Röntgenaufnahmen

Auszug aus der PAR-Richtlinie 2: Der Röntgenbefund erfordert aktuelle (in der Regel nicht älter als 6 Monate), auswertbare Röntgenaufnahmen. Ein Röntgenbefund muss schriftlich dokumentiert werden. Empfehlung: Rö-Aufnahmen möglichst mehr zum Ende der Vorbehandlungszeit erstellen und den PAR-Antrag erst dann ausfüllen, wenn auch tatsächlich alle Reiz- bzw. Störfaktoren, die sich auf den Rö-Bildern zeigen, beseitigt und ausgeheilt sind. Auch im Ausnahmefall kann auf die Röntgendiagnostik nicht verzichtet werden, die PAR-Richtlinie Nr. 2 ist zu beachten. Die für eine PAR-Behandlung erforderlichen Röntgenbilder müssen dem behandelnden Zahnarzt spätestens zur Antragstellung vorliegen.
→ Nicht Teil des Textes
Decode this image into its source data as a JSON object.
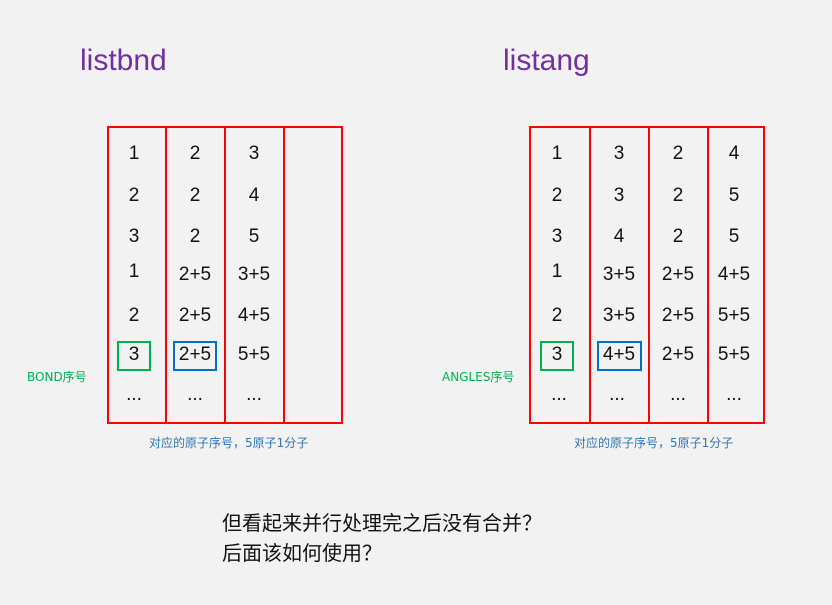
{
  "left": {
    "title": "listbnd",
    "side_label": "BOND序号",
    "under_label": "对应的原子序号，5原子1分子",
    "columns": [
      [
        "1",
        "2",
        "3",
        "1",
        "2",
        "3",
        "..."
      ],
      [
        "2",
        "2",
        "2",
        "2+5",
        "2+5",
        "2+5",
        "..."
      ],
      [
        "3",
        "4",
        "5",
        "3+5",
        "4+5",
        "5+5",
        "..."
      ],
      []
    ]
  },
  "right": {
    "title": "listang",
    "side_label": "ANGLES序号",
    "under_label": "对应的原子序号，5原子1分子",
    "columns": [
      [
        "1",
        "2",
        "3",
        "1",
        "2",
        "3",
        "..."
      ],
      [
        "3",
        "3",
        "4",
        "3+5",
        "3+5",
        "4+5",
        "..."
      ],
      [
        "2",
        "2",
        "2",
        "2+5",
        "2+5",
        "2+5",
        "..."
      ],
      [
        "4",
        "5",
        "5",
        "4+5",
        "5+5",
        "5+5",
        "..."
      ]
    ]
  },
  "question": {
    "line1": "但看起来并行处理完之后没有合并？",
    "line2": "后面该如何使用？"
  },
  "colors": {
    "title": "#7030a0",
    "table_border": "#ff0000",
    "highlight_green": "#00b050",
    "highlight_blue": "#0070c0",
    "label_blue": "#2e75b6"
  }
}
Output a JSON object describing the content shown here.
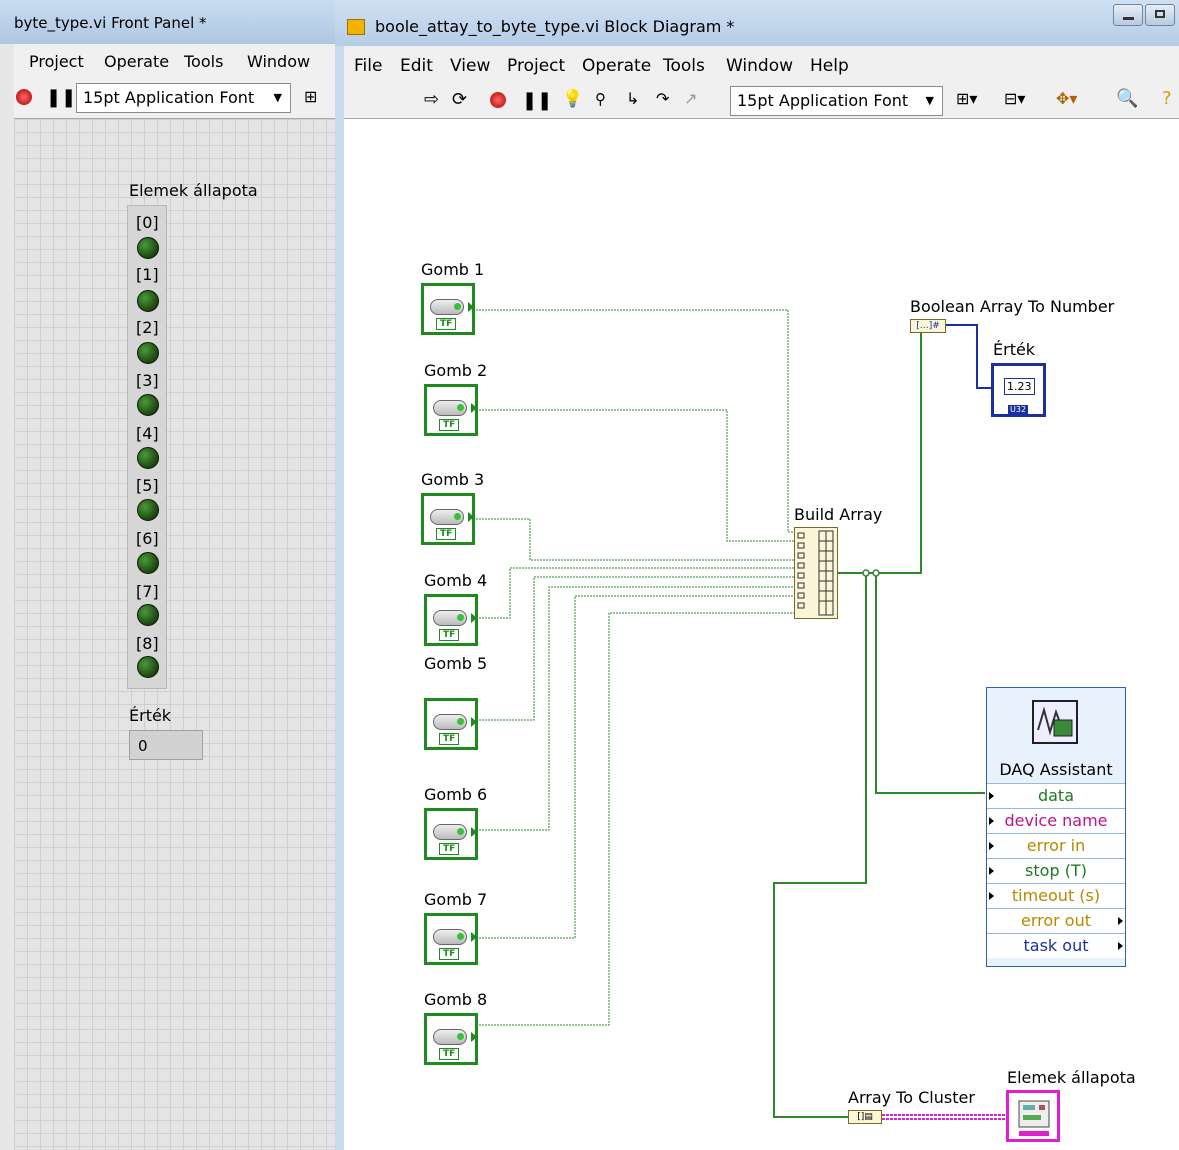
{
  "front_panel": {
    "title": "byte_type.vi Front Panel *",
    "menu": [
      "Project",
      "Operate",
      "Tools",
      "Window"
    ],
    "font_selector": "15pt Application Font",
    "array_label": "Elemek állapota",
    "indices": [
      "[0]",
      "[1]",
      "[2]",
      "[3]",
      "[4]",
      "[5]",
      "[6]",
      "[7]",
      "[8]"
    ],
    "numeric_label": "Érték",
    "numeric_value": "0"
  },
  "block_diagram": {
    "title": "boole_attay_to_byte_type.vi Block Diagram *",
    "menu": [
      "File",
      "Edit",
      "View",
      "Project",
      "Operate",
      "Tools",
      "Window",
      "Help"
    ],
    "font_selector": "15pt Application Font",
    "buttons": [
      "Gomb 1",
      "Gomb  2",
      "Gomb 3",
      "Gomb 4",
      "Gomb 5",
      "Gomb 6",
      "Gomb 7",
      "Gomb 8"
    ],
    "build_array": "Build Array",
    "bool_to_num": "Boolean Array To Number",
    "ertek": "Érték",
    "ertek_num": "1.23",
    "ertek_type": "U32",
    "array_to_cluster": "Array To Cluster",
    "cluster_out": "Elemek állapota",
    "daq": {
      "title": "DAQ Assistant",
      "rows": [
        "data",
        "device name",
        "error in",
        "stop (T)",
        "timeout (s)",
        "error out",
        "task out"
      ]
    }
  },
  "colors": {
    "bool_wire": "#2c8a2c",
    "numeric_wire": "#1a2fa0",
    "cluster_wire": "#e020d0",
    "daq_row_text": [
      "#1f7a1f",
      "#c0118a",
      "#b58a00",
      "#1f7a1f",
      "#b58a00",
      "#b58a00",
      "#1a2fa0"
    ]
  }
}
Die Röntgenaufnahmen sollen dem Gutachter innerhalb einer Woche nach dem der Zahnarzt von der geplanten Begutachtung seines Patienten Kenntnis erhält, zur Verfügung gestellt werden. Bitte versehen Sie alle Röntgenaufnahmen mit dem Aufnahmedatum. Digitale Ausdrucke und digitale Datenträger müssen ggf.entsprechend beschriftet werden.

OPTG oder Einzelbilder?

Der Einzelbildstatus ist das Mittel der Wahl. Ein gut auswertbares OPTG kann herangezogen werden. Gegebenenfalls ist es durch Einzelbilder zu ergänzen.

Digitales Röntgen

Digitale Röntgenaufnahmen bitte nur auf hochauflösendem Spezialpapier (Fotopapier) einreichen und/oder auf Datenträger (CD; Diskette) bzw. nach vorheriger telefonischer Absprache mit dem/r Gutachter/in auch per E-Mail.

Digitale Volumentomografie

Ist für eine über die Krankenkasse abzurechnende Parodontitisbehandlung die Anfertigung einer Dentalen (Digitalen) Volumentomografie (DVT) als alleinige Röntgendiagnostik ausreichend?
Nein, die DVT-Aufnahmen werden als alleinige Röntgendiagnostik für die systematische PAR-Behandlung derzeit nicht als geeignet angesehen. Sie ersetzen nicht die laut Behandlungsrichtlinien erforderlichen Röntgenaufnahmen. Beim DVT zeigen sich häufig Artefakte durch dichte Strukturen, Füllungen oder Kronen, die z. B. die Beurteilung der Approximalräume unmöglich machen und auch pathologische Strukturen vortäuschen können. Das DVT kann aber in Einzelfällen für spezielle, auf bestimmte Kieferabschnitte begrenzte, Fragestellungen sinnvoll sein und ist dann als Privatleistung mit dem Patienten zu vereinbaren.